SM/Arif Widodo - NGEFLOG : Budi Yayan (kiri) ngeflog sambil menunjukkan kuku panjangnya.

MEMILIKI kuku panjang menginspirasi Budi Yayan (40) untuk membuat konten lewat media sosial dengan nama Chanel Seniman Kuku. Ia yang warga RT 1 / RW 2 Desa Karangtanjung, Kecamatan Alian, Kebumen pun dikenal masyarakat internasional yang tergabung dalam Original Long Nail.

“Saya sudah berulangkali didatangi orang luar setelah mengapload hobi saya memanjangkan kuku,” kata Budi Yayan yang memiliki nama asli Budiyanto itu.

Awalnya, Budi mengira ada teman iseng yang menggunakan bahasa asing saat menghubungi lewat chat. Ternyata bukan. Ia orang asing yang telah menyaksikan tayangan hobinya di YouTube. “Orangnya Negro dan ia kemudian datang langsung ke rumah saya di Karangtanjung,” ungkap Budi.

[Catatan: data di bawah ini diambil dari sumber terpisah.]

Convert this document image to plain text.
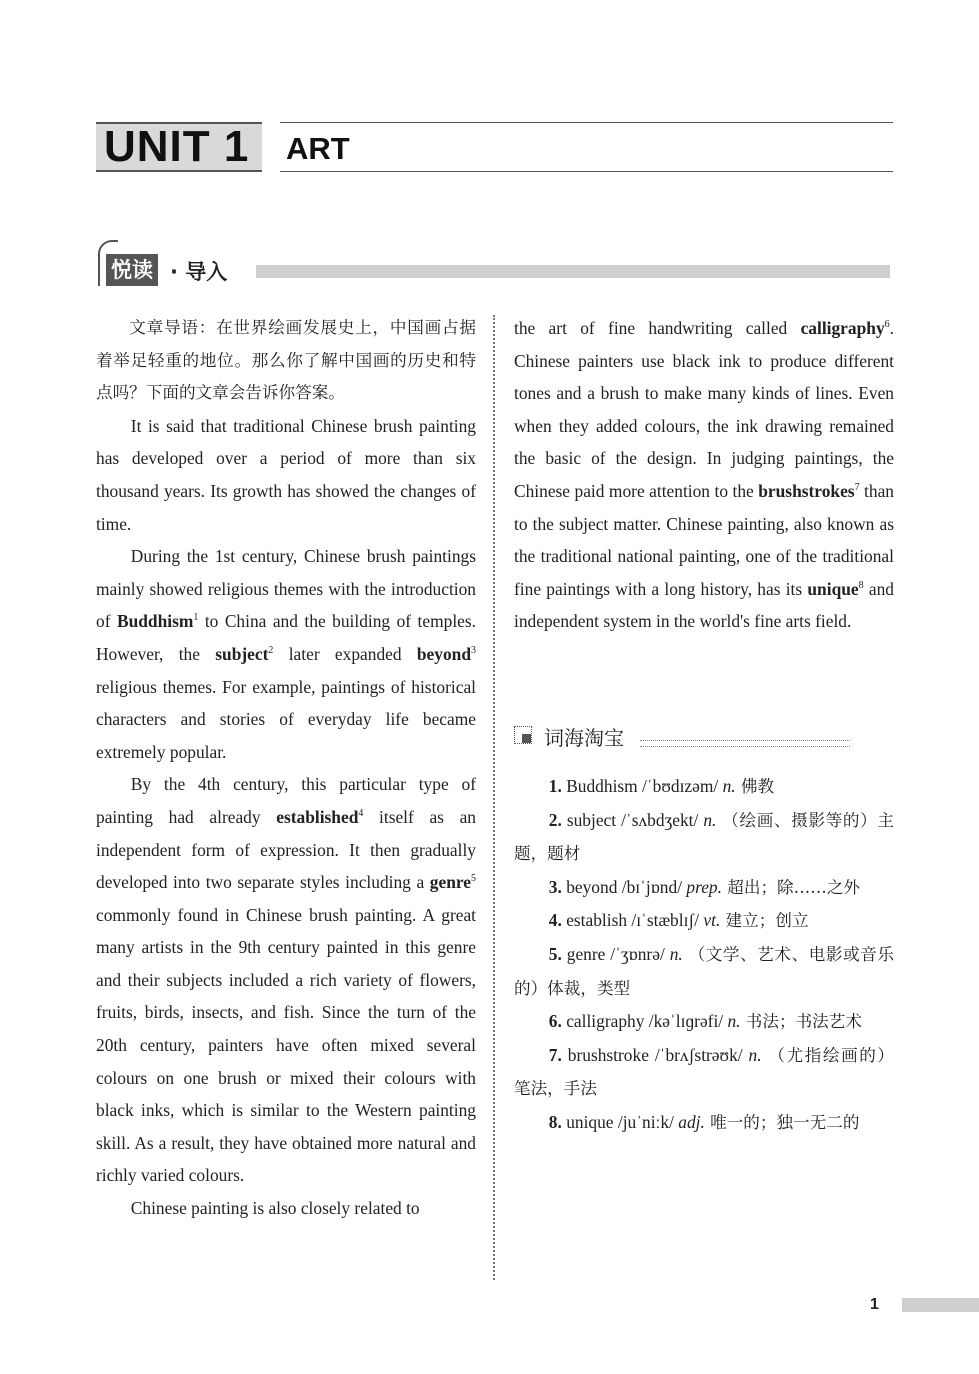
UNIT 1	ART
悦读 · 导入

文章导语：在世界绘画发展史上，中国画占据着举足轻重的地位。那么你了解中国画的历史和特点吗？下面的文章会告诉你答案。

It is said that traditional Chinese brush painting has developed over a period of more than six thousand years. Its growth has showed the changes of time.

During the 1st century, Chinese brush paintings mainly showed religious themes with the introduction of Buddhism$^1$ to China and the building of temples. However, the subject$^2$ later expanded beyond$^3$ religious themes. For example, paintings of historical characters and stories of everyday life became extremely popular.

By the 4th century, this particular type of painting had already established$^4$ itself as an independent form of expression. It then gradually developed into two separate styles including a genre$^5$ commonly found in Chinese brush painting. A great many artists in the 9th century painted in this genre and their subjects included a rich variety of flowers, fruits, birds, insects, and fish. Since the turn of the 20th century, painters have often mixed several colours on one brush or mixed their colours with black inks, which is similar to the Western painting skill. As a result, they have obtained more natural and richly varied colours.

Chinese painting is also closely related to

the art of fine handwriting called calligraphy$^6$. Chinese painters use black ink to produce different tones and a brush to make many kinds of lines. Even when they added colours, the ink drawing remained the basic of the design. In judging paintings, the Chinese paid more attention to the brushstrokes$^7$ than to the subject matter. Chinese painting, also known as the traditional national painting, one of the traditional fine paintings with a long history, has its unique$^8$ and independent system in the world's fine arts field.

词海淘宝

1. Buddhism /ˈbʊdɪzəm/ n. 佛教

2. subject /ˈsʌbdʒekt/ n. （绘画、摄影等的）主题，题材

3. beyond /bɪˈjɒnd/ prep. 超出；除……之外

4. establish /ɪˈstæblɪʃ/ vt. 建立；创立

5. genre /ˈʒɒnrə/ n. （文学、艺术、电影或音乐的）体裁，类型

6. calligraphy /kəˈlɪɡrəfi/ n. 书法；书法艺术

7. brushstroke /ˈbrʌʃstrəʊk/ n. （尤指绘画的）笔法，手法

8. unique /juˈniːk/ adj. 唯一的；独一无二的

1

Kejadian pada tahun 2015 itu lantas menginspirasi Budi lagi untuk mengenal lebih jauh tentang dunia pariwisata. Apalagi, orang luar negeri yang menemuinya dari berbagai negara di belahan dunia. Seperti Jerman, Austria dan Amerika.

Sehingga, keberadaan orang asing yang menemuinya dimanfaatkan untuk mengenalkan objek wisata di Kebumen. Lebih luas lagi tempat-tempat wisata di Indonesia. “Hobi memanjangkan kuku ini menjadi jembatan saya untuk mengenal orang-orang di berbagai negara. Selanjutnya ketika berkunjung ke sini, saya arahkan untuk mengunjungi objek-objek wisata. Dari sinilah saya mengenal dunia pariwisata,” jelasnya.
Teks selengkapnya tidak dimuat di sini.